Halonium ions can be intercepted in nucleophilic solvents to give halohydrins. Regiochemistries for unsymmetrical alkenes are determined by relative stabilities of transitions states leading to formation of halohydrins from halonium ions.
16 Epoxides And Regioselectivity
Different reaction mechanisms may apply under basic (or basic) and acidic conditions. This is important for epoxides and absolutely vital for carbonyl chemistry (featured later in this series). Under neutral and basic conditions nucleophiles tend to add directly to electrophilic substrates. However, under acidic conditions nucleophiles can be deactivated by protonation, but oxygen atoms on the substrates (here epoxides, later carbonyls) tend to be activated because they are also protonated.
17 Cycloadditions
In a special set of organic reactions, one molecule adds to another to form a ring without any apparent reason.

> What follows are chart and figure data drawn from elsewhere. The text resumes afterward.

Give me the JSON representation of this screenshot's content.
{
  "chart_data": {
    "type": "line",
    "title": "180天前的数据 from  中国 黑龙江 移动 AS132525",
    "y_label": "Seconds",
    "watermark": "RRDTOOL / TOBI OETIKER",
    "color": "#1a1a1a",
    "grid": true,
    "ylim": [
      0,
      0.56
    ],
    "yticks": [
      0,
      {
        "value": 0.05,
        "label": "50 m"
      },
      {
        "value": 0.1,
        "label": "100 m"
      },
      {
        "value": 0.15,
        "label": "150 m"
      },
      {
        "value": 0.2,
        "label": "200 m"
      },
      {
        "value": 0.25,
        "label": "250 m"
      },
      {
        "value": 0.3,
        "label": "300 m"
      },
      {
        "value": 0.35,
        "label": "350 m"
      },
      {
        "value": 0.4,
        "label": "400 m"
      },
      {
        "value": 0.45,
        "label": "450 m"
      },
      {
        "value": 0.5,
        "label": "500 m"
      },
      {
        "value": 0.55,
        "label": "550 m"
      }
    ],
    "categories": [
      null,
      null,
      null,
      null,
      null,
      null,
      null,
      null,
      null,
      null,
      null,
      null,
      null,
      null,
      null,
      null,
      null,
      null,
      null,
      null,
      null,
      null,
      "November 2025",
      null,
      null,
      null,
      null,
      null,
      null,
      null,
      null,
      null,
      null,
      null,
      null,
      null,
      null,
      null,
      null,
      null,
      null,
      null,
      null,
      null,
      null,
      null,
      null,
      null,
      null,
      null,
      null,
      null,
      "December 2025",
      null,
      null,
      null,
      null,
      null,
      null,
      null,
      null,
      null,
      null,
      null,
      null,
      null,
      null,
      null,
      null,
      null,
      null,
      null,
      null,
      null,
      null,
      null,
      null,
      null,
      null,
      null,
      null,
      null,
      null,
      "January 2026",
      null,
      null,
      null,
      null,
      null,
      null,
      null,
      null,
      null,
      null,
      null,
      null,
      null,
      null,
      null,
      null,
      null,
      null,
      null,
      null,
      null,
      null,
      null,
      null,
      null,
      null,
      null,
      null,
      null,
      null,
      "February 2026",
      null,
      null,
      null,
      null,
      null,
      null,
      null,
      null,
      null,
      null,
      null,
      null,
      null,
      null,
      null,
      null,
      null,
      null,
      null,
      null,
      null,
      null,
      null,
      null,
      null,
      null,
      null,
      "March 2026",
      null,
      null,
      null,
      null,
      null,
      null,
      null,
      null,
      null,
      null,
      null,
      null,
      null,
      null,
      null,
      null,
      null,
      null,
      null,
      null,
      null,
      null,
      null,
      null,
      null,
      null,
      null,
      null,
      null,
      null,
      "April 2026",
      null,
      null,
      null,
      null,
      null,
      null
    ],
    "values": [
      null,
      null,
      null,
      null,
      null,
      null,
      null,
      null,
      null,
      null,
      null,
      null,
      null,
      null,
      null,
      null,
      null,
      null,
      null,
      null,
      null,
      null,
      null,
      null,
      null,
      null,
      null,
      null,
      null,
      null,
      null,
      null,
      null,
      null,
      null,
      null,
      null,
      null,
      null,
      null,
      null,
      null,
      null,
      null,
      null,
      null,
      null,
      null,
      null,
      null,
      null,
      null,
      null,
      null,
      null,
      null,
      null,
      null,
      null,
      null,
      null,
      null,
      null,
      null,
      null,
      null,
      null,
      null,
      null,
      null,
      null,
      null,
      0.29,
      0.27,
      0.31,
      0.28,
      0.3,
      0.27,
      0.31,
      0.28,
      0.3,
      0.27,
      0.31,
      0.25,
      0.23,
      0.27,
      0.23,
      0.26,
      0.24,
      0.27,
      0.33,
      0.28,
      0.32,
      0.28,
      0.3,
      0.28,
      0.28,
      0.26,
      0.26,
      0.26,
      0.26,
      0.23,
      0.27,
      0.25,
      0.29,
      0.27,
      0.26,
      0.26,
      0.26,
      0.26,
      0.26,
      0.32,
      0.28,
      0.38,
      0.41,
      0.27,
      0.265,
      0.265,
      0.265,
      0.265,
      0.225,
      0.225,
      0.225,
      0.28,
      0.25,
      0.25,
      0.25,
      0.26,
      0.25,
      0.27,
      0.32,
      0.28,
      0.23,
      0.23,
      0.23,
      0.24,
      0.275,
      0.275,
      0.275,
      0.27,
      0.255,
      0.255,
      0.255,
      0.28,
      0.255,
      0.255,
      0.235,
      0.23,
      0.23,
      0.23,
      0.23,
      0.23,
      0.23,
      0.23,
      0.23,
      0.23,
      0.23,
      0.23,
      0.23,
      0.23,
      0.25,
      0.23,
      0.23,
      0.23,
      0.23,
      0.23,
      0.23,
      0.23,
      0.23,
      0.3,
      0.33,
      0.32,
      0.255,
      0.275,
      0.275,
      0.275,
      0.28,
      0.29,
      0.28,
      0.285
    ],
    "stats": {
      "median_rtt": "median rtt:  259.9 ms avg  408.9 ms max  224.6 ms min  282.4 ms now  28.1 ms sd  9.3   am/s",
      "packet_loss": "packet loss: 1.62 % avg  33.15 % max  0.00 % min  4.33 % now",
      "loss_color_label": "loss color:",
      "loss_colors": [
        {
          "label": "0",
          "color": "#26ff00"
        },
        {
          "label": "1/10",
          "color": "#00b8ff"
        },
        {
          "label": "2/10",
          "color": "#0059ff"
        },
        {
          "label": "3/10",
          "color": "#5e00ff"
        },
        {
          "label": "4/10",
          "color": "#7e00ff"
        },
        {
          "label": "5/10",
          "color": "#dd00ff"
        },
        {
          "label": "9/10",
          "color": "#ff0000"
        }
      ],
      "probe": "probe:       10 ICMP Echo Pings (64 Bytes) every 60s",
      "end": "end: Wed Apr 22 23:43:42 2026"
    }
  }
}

Polar reactions are driven by electrostatic affinity of positive and negative charges, radical reactions by energy stabilizations from pairing unpaired spins, but many cycloadditions are mysteriously different. Some take place in a single step, ie they are concerted, in processes controlled by interactions of highest occupied molecular orbitals (HOMOs) and lowest unoccupied molecular orbitals (LUMOs); these are the “frontierorbitals” and such reactions are “orbital controlled”. Classically this area is illustrated by Diels Alder reactions, but more recently cycloadditions of organic azides to alkynes have become emerged as important to many branches of biomedical science. Understanding these processes earned several people Nobel Prizes (1966 and 2022). Now it is important for people studying introductory organic chemistry to understand these types of reactions, and this workbook is designed to help.